Unbelievable but TRUE!

Granted, the intervals used in the Tabata studies are too intense for the majority of fitness enthusiasts, which is why Body Blueprint Personal Training has designed specialized 12 -20 interval workouts.

Some final words about conventional cardio

In light of the information presented, can we really say that the human body is designed to cope with the demands of repeated, long distance cardio training, or could it be that we need to emulate the exercise patterns of our hunter gatherer ancestors?”

Based on numerous studies citing the detrimental effects of conventional long duration cardio on the human body in terms wear and tear, loss of muscle tissue, decline in heart and lung reserve capacity and more, the answer is definitely the latter.

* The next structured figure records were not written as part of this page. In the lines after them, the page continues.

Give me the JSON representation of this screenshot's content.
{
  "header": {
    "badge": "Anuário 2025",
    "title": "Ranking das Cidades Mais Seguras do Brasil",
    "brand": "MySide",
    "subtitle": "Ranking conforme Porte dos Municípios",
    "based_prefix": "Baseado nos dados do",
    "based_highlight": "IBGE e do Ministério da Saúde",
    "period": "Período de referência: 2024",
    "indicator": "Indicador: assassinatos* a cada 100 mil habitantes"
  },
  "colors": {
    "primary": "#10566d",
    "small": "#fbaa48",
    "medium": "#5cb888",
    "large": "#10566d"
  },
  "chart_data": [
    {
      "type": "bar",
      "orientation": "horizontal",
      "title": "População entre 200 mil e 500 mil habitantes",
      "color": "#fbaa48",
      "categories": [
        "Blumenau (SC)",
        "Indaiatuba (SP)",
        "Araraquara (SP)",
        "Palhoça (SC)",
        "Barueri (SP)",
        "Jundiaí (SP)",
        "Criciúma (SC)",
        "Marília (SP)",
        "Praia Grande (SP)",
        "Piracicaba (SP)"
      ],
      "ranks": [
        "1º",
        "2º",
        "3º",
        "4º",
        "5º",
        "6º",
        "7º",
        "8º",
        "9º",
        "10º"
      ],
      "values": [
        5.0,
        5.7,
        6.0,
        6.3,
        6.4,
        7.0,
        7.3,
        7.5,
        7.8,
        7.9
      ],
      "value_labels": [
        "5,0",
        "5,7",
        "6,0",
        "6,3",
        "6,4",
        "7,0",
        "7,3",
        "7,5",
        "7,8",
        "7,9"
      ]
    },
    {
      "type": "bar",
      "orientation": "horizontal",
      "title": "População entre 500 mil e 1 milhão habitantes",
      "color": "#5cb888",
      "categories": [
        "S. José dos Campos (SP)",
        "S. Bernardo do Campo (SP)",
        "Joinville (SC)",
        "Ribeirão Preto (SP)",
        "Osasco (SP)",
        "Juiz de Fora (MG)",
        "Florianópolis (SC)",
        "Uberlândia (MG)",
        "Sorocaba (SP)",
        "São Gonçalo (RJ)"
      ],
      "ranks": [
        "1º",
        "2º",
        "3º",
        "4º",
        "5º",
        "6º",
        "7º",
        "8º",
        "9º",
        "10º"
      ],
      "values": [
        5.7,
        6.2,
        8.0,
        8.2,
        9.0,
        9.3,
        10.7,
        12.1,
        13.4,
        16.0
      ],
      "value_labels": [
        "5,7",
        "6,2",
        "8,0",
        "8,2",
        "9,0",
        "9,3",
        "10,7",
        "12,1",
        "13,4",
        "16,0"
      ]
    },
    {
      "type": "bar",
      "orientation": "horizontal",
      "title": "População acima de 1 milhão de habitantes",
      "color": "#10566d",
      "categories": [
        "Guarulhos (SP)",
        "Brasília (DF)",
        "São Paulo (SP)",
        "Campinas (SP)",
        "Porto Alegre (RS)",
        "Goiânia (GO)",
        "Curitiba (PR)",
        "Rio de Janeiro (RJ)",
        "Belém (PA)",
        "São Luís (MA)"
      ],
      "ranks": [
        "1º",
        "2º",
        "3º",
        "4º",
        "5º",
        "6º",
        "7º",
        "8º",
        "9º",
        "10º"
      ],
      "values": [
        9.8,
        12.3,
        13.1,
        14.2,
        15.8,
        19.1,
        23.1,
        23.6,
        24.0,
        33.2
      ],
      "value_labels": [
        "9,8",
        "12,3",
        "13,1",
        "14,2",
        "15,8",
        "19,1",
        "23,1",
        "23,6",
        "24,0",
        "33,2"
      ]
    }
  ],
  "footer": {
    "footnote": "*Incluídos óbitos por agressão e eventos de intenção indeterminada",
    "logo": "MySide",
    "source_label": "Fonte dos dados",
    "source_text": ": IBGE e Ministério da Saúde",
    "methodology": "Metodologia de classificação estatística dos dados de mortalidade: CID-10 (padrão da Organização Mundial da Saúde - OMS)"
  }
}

Of course if you’re new to exercise moderate steady state cardio is the best way to build a base level of fitness. (For example, 30 minutes 4 or 5 times per week as recommended by the American College of Sports Medicine)

However don’t fall for the belief that more cardio is better. When given the choice choose quality over quantity every time.

CONCLUSION:

Incorporate interval training into your fitness program and start reaping the enormous health benefits TODAY!